Back in June, this government video of migrants sitting in cells at a Texas detention facility quickly became the unflattering face of the Trump administration's "zero-tolerance" policy. Trump himself cited the footage as a reason why he eventually ended the practice of separating families after they were caught crossing the U.S. border illegally.

A month before The Black Eyed Peas recreated that footage, rapper Logic did the exact same thing in the music video for his song "One Day." That re-enactment went beyond just showing migrants in detention.

Its opening scene showing a migrant who's forced to give her young child to border agents is, of course, reminiscent of actual photos captured last summer.

A few days after publishing that music video, Logic performed "One Day" at the 2018 MTV Video Music Awards with dozens of immigrant parents and children onstage. 

Obviously, there's a long tradition of songwriters, especially rappers, using their music to analyze, protest and comment on social issues. But the fact that multiple well-known musicians have decided to re-enact similar scenes confirms that the separation of families at the border will be remembered as a defining moment of the year.

The images of children in cells and the leaked audio of these kids crying for their parents prompted some of the largest protests of the year. That, in turn, led to an increase in the number of Americans — both liberals and conservatives — who said they saw immigration as the nation's top problem.

And while the nation's attention has somewhat turned away from separated migrant families, more than 400 kids remain in government-run shelters without their parents.

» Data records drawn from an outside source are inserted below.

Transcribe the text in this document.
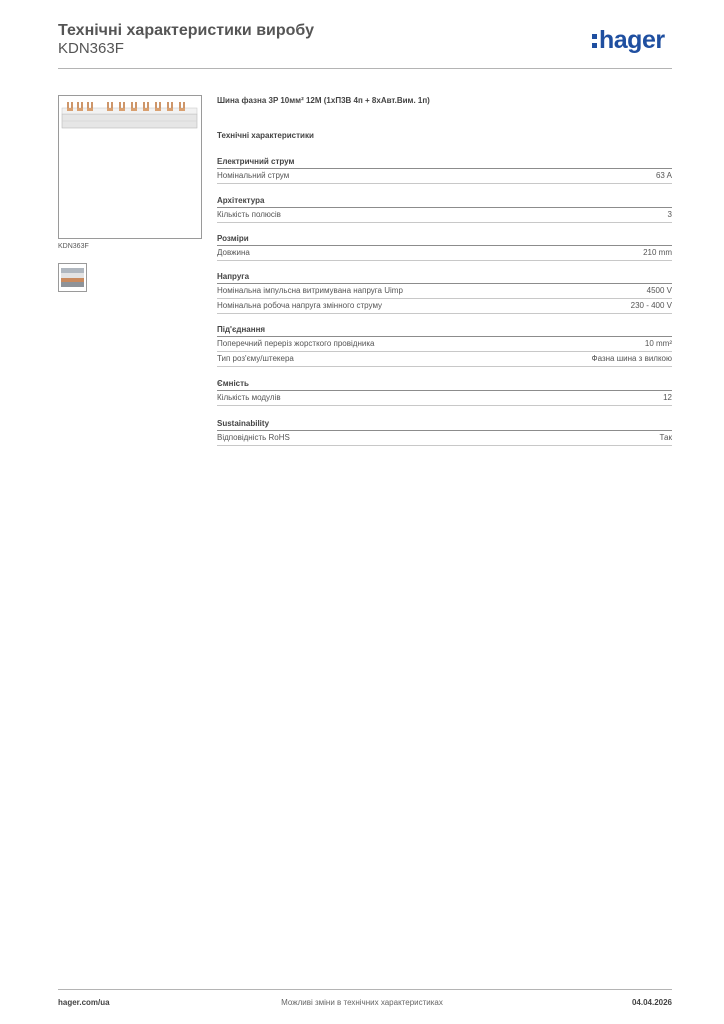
Технічні характеристики виробу
KDN363F	hager
KDN363F
Шина фазна 3P 10мм² 12M (1хП3В 4п + 8хАвт.Вим. 1п)
Технічні характеристики
Електричний струм
Номінальний струм	63 A
Архітектура
Кількість полюсів	3
Розміри
Довжина	210 mm
Напруга
Номінальна імпульсна витримувана напруга Uimp	4500 V
Номінальна робоча напруга змінного струму	230 - 400 V
Під'єднання
Поперечний переріз жорсткого провідника	10 mm²
Тип роз'єму/штекера	Фазна шина з вилкою
Ємність
Кількість модулів	12
Sustainability
Відповідність RoHS	Так
Можливі зміни в технічних характеристиках
hager.com/ua	04.04.2026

That's either because their parents were deported without them or because the government is concerned that their parents may pose a danger to them.

As for Logic, he said of his video: "Making music is fun, but music with a message is so more important!!!"

And The Black Eyed Peas announced proceeds from their song will benefit the March for Our Lives organization, which advocates for gun control, and Families Belong Together, which protests against the Trump administration's immigration policies. The video ends with a message encouraging viewers to vote.